Batemos na porta de madeira e, entre vozes de crianças, fomos recebidos pelo olhar desconfiado de Amanda. No quintal, os filhos faziam do que estivesse à mão, brinquedo, do que fosse imaginável, brincadeira. “Eu sei que a vacina do mais novo tá atrasada, assim que der eu vou lá no posto, é que tá difícil de organizar…”. Entre conversas sobre a saúde das crianças e a contracepção, encontrávamos a resistência previamente anunciada.
Os meus pensamentos percorriam curvas bruscas entre a miséria, o ciclo menstrual e a próxima pergunta que o roteiro impunha. Dividindo angústias com a minha dupla em olhares discretos, colocamos nossas folhas de lado. Ali no sofá, entre tanto que nos separava, éramos jovens. E, conversando com ela como jovens, conseguimos conhecer mais sobre Amanda, além da paciente difícil, além da realidade desafiadora.
Nos despedimos com orientações e ainda com nossos jalecos brancos e apenas ligeiramente amassados. Nos equilibramos na descida íngreme até o asfalto. De volta ao Centro de Saúde, discutimos o caso que acompanhamos e ouvimos tantos outros. Viamos, com vividez, a realidade se impondo a despeito do nosso frágil conhecimento.

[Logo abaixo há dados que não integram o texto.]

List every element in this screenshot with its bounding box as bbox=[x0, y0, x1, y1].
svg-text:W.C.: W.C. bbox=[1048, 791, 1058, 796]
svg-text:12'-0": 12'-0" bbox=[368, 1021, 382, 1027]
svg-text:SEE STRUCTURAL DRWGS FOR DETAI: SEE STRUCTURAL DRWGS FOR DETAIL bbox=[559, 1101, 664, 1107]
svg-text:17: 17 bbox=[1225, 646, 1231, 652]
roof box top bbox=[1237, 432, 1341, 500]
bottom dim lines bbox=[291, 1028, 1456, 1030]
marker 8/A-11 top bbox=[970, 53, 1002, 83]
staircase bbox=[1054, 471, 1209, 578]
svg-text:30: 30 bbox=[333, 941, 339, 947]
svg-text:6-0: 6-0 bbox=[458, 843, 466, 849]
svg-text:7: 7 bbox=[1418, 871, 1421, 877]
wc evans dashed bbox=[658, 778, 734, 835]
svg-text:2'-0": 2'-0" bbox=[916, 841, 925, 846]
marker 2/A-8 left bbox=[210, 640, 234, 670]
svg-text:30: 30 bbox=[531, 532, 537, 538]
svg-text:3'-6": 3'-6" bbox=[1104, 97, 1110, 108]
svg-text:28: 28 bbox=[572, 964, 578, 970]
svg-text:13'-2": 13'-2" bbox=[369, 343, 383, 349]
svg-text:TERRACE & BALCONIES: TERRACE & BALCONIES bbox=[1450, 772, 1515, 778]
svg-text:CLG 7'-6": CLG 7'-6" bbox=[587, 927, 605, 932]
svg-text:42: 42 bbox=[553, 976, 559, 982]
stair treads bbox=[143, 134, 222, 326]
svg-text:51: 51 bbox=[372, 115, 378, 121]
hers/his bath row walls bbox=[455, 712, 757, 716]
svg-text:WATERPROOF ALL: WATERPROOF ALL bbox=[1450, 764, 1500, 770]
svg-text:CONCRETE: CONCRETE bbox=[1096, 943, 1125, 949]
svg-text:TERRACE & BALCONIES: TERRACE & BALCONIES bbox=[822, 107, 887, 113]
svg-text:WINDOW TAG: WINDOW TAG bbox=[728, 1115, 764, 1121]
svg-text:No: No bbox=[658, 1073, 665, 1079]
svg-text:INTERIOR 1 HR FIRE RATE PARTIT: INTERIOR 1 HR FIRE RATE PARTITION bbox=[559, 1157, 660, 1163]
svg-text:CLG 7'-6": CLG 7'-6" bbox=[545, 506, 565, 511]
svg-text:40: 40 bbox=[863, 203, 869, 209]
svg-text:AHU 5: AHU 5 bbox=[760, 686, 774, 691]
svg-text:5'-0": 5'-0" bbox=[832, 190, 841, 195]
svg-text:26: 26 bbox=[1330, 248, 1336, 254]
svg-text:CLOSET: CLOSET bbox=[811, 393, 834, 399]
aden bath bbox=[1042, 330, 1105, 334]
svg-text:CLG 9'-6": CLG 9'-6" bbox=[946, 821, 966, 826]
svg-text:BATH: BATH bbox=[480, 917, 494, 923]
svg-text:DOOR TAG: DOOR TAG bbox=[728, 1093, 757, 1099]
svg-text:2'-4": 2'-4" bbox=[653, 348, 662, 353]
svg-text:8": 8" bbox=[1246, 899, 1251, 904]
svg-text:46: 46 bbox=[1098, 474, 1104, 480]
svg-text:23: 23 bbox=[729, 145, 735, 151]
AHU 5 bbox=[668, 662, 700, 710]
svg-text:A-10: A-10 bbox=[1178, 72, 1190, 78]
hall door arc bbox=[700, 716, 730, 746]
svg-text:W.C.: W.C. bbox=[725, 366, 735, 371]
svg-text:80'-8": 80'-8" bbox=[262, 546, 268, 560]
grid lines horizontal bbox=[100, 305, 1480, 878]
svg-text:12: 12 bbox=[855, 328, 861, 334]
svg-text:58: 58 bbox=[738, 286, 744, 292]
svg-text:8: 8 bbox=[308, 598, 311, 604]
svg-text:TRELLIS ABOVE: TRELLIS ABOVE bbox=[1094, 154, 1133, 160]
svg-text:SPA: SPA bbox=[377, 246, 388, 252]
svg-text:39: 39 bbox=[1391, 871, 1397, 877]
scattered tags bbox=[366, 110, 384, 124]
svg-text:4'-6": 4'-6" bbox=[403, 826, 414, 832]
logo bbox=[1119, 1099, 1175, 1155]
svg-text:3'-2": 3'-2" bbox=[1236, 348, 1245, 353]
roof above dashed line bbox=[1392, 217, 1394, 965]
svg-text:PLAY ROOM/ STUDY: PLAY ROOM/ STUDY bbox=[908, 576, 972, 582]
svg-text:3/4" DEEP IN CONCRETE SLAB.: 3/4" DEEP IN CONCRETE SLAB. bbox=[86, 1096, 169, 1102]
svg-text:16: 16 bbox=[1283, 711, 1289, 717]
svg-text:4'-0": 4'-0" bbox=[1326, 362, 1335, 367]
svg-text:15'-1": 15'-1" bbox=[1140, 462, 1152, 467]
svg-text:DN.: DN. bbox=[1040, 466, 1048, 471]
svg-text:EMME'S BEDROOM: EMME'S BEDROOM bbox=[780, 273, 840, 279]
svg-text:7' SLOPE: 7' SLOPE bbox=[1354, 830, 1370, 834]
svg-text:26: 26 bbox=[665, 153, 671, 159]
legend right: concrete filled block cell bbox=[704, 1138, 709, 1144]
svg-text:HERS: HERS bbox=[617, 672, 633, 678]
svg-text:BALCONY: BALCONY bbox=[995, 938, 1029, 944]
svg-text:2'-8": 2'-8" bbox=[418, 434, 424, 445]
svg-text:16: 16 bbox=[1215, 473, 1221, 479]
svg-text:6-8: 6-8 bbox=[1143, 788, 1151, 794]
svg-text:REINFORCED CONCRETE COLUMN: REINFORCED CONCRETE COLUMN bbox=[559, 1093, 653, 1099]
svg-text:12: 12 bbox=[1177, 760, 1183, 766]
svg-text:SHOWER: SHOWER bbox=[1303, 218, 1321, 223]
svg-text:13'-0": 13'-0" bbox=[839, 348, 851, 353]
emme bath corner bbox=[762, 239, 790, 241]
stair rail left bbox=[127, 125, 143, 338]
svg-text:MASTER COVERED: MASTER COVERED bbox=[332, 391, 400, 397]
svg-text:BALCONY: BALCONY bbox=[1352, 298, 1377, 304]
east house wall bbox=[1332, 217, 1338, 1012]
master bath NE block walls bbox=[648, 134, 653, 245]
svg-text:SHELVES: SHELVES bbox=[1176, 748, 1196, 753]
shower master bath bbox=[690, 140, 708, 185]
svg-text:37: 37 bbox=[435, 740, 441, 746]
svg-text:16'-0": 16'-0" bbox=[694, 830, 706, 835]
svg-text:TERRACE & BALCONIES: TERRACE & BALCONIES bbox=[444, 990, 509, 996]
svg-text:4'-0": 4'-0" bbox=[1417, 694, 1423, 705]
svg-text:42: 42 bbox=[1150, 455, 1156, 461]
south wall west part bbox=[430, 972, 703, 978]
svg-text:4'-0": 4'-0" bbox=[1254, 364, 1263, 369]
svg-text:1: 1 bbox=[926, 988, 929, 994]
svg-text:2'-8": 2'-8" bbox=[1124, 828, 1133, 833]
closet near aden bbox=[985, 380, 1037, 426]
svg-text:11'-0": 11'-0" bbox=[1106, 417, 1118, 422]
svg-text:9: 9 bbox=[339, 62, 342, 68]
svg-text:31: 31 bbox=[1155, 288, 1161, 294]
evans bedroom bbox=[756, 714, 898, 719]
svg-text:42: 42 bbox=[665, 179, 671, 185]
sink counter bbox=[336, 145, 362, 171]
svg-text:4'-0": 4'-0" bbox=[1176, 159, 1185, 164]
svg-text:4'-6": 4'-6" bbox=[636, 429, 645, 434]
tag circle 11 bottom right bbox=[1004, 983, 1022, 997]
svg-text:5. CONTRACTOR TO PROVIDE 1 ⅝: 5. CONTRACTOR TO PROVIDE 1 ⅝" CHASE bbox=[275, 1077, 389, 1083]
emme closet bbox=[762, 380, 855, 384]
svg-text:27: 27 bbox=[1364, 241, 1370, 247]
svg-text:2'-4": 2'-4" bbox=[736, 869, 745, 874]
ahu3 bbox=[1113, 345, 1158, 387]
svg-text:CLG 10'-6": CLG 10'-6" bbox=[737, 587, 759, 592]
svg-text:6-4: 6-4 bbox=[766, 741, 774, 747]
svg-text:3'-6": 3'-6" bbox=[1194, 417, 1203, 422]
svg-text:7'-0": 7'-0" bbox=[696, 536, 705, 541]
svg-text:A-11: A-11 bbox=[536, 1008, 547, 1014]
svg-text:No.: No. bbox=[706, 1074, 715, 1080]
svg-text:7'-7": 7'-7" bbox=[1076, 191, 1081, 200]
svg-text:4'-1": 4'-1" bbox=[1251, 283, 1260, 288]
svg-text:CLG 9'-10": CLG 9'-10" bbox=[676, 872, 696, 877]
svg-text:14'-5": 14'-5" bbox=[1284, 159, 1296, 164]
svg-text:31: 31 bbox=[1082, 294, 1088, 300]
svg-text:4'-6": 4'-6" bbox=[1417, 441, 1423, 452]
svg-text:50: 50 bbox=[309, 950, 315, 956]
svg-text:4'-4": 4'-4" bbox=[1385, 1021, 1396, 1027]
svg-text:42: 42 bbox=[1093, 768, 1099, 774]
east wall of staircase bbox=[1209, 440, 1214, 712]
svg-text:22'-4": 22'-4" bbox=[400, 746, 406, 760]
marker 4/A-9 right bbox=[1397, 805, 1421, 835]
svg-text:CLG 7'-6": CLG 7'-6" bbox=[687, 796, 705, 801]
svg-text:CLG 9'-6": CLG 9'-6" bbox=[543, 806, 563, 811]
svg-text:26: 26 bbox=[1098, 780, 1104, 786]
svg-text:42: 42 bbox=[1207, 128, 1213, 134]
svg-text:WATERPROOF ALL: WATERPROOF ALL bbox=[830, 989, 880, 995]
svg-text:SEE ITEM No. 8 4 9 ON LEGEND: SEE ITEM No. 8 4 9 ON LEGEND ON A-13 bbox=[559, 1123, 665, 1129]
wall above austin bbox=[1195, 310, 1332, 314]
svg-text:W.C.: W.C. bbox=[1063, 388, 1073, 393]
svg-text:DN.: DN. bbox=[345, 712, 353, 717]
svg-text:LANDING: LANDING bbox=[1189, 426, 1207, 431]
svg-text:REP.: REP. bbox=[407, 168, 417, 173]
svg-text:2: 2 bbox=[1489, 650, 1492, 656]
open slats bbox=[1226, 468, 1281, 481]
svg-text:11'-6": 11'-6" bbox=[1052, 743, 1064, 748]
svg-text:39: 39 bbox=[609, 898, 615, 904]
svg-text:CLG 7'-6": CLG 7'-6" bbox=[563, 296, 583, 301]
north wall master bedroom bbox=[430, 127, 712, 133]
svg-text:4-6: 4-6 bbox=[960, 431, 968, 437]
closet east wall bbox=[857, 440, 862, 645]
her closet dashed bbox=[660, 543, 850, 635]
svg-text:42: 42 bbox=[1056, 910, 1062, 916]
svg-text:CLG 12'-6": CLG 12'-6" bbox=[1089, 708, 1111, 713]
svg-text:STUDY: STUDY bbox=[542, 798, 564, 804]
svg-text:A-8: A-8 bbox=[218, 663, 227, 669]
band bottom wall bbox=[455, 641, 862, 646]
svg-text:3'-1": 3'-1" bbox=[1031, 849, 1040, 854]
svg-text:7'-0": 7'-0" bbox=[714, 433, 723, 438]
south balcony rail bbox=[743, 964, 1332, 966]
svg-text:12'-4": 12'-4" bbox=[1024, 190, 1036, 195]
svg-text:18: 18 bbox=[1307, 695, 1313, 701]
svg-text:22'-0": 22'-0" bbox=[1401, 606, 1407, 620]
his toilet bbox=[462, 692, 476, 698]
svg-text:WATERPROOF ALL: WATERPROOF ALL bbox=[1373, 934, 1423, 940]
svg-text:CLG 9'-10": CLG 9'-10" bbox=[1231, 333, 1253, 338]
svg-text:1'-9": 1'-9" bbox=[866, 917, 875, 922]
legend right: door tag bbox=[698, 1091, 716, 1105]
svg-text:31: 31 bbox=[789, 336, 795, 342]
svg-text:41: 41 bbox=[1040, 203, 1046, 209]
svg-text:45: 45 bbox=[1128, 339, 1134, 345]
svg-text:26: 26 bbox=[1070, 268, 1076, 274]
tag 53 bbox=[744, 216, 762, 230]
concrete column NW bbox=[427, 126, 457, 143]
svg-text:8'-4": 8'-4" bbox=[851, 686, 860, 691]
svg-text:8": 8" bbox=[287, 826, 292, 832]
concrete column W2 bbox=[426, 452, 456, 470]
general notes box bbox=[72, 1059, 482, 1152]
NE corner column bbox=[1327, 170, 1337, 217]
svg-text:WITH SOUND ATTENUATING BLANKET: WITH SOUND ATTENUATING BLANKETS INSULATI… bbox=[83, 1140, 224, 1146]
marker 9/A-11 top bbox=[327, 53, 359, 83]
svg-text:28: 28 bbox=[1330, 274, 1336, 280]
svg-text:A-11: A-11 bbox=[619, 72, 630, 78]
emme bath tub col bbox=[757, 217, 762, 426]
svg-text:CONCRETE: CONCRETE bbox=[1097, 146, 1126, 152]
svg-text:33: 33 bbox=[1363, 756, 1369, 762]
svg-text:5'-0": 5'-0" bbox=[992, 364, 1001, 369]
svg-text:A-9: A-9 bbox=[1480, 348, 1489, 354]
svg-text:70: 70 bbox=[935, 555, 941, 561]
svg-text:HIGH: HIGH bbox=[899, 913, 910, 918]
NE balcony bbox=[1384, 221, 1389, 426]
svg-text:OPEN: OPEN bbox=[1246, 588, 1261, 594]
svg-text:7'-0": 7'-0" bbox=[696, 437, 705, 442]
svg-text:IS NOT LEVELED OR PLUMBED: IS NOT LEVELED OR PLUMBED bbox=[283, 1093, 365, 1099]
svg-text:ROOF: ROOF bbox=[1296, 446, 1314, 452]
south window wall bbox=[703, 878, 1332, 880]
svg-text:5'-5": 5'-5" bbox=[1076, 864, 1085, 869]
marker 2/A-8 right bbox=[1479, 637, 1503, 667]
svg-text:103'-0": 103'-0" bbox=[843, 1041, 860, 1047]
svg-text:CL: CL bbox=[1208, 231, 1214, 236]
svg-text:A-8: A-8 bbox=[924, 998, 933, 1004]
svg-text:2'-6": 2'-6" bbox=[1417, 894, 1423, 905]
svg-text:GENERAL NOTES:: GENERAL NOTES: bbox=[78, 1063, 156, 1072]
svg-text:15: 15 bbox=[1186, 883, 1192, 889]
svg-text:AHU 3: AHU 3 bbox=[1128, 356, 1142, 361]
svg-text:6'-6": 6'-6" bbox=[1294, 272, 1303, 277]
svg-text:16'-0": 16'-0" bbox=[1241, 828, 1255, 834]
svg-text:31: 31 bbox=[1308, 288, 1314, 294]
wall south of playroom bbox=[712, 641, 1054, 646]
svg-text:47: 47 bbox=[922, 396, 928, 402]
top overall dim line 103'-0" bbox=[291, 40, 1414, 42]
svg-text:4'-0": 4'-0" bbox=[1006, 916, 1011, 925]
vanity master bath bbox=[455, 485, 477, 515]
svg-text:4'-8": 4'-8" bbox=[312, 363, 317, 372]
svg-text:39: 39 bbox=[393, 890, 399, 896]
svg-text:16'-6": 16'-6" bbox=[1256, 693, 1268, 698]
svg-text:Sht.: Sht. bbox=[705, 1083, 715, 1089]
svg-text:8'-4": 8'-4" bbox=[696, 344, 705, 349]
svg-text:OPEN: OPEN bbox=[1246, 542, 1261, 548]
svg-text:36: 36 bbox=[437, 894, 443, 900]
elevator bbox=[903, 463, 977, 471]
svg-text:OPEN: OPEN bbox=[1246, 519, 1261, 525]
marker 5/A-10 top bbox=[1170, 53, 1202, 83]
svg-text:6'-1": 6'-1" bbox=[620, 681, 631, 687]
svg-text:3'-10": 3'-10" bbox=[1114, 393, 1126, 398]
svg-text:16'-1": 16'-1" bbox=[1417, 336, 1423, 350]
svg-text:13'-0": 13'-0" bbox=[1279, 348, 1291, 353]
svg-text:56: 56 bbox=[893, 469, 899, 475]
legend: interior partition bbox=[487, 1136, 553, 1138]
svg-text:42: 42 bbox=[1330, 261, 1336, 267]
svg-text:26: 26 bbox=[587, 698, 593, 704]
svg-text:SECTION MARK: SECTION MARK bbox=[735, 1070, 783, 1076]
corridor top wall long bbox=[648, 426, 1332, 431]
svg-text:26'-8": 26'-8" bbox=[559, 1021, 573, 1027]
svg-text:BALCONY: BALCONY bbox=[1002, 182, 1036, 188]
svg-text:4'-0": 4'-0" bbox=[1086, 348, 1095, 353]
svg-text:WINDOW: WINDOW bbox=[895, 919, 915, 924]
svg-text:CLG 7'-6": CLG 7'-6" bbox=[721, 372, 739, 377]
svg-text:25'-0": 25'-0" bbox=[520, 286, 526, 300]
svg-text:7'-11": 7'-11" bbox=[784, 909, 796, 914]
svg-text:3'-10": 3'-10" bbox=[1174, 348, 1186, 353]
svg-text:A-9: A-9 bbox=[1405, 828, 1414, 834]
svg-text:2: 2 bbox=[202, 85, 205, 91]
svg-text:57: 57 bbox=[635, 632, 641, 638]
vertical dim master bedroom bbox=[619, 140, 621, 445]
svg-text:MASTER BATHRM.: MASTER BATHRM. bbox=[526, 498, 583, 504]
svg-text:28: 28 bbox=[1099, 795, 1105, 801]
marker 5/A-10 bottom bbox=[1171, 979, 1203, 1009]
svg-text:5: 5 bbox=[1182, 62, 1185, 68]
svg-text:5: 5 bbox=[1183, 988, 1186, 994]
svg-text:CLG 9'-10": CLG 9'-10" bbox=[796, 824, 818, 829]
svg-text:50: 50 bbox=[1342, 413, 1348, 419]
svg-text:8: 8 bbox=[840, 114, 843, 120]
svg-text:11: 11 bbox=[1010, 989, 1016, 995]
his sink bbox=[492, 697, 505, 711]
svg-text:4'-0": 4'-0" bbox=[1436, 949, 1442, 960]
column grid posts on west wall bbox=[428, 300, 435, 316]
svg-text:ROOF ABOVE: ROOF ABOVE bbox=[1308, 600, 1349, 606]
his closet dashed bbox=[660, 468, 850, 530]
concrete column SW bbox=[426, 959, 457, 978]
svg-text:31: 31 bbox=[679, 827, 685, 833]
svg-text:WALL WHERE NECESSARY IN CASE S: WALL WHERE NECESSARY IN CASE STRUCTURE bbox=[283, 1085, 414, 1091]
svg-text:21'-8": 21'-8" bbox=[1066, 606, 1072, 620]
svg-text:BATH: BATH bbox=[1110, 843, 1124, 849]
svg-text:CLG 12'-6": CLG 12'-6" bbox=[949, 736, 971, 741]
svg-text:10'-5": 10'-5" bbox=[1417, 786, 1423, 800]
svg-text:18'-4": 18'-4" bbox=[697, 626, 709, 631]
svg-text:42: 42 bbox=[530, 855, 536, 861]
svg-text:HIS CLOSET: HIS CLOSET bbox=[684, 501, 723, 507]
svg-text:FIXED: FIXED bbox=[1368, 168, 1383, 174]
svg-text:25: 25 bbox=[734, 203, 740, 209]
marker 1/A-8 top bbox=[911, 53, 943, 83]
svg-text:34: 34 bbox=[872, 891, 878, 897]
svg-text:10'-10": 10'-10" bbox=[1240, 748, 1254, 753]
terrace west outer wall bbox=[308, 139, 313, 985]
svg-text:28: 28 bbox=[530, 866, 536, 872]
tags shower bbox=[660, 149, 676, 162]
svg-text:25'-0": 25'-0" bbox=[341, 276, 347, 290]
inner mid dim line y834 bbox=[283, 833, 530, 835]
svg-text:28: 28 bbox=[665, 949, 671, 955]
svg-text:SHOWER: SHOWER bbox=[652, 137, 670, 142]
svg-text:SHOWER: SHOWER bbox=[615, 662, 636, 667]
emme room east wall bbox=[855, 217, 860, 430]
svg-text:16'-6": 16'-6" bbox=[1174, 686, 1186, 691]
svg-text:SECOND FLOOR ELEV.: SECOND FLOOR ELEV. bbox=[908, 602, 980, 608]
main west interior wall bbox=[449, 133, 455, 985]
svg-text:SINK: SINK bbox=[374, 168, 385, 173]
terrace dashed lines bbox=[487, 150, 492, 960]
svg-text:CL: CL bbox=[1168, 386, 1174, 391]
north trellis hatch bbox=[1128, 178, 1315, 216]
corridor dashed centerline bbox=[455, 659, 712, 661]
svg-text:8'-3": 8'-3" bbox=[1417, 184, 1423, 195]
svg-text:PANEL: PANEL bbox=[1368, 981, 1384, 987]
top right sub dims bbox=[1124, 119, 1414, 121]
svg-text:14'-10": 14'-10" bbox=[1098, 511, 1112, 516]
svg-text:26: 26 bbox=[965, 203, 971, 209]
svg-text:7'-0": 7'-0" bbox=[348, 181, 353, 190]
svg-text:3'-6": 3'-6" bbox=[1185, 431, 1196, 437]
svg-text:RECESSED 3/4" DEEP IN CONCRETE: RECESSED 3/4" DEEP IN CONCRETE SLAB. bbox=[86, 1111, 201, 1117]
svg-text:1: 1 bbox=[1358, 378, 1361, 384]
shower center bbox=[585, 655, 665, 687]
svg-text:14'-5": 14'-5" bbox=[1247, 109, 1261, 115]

De carona ao ir embora, fui guiando o caminho que eu bem conhecia – “passando ali da ocupação, sabe?”. Logo depois das casas improvisadas, vinham as de alvenaria, que se aproximavam no espaço e aumentavam de tamanho até darem espaço a prédios progressivamente mais altos.
Lá no início da rua vejo meu destino. Subo o elevador e deixo meu sapato à porta. Alcanço minha sobrinha que desenha algumas flores no chão bagunçado do seu quarto. Laura estranha a barra da minha calça suja de terra e pergunta do dia. Minha irmã que acompanha de perto meu percurso na Medicina, escuta com olhos marejados o relato breve da visita.
Volto para casa com a cabeça cheia e livros pesados. Tanto quanto cabe entre a teoria e o que os nossos sentidos tocam, quanto cabe em poucos metros? Quanto cabe em poucos quilômetros? Em meio a perguntas sem resposta, elas – que são tão diferentemente recebidas pela idade, pela cidade, pela rua – ainda seguem. Repousam, então, Lauras e Amandas em ruas com nomes de artistas.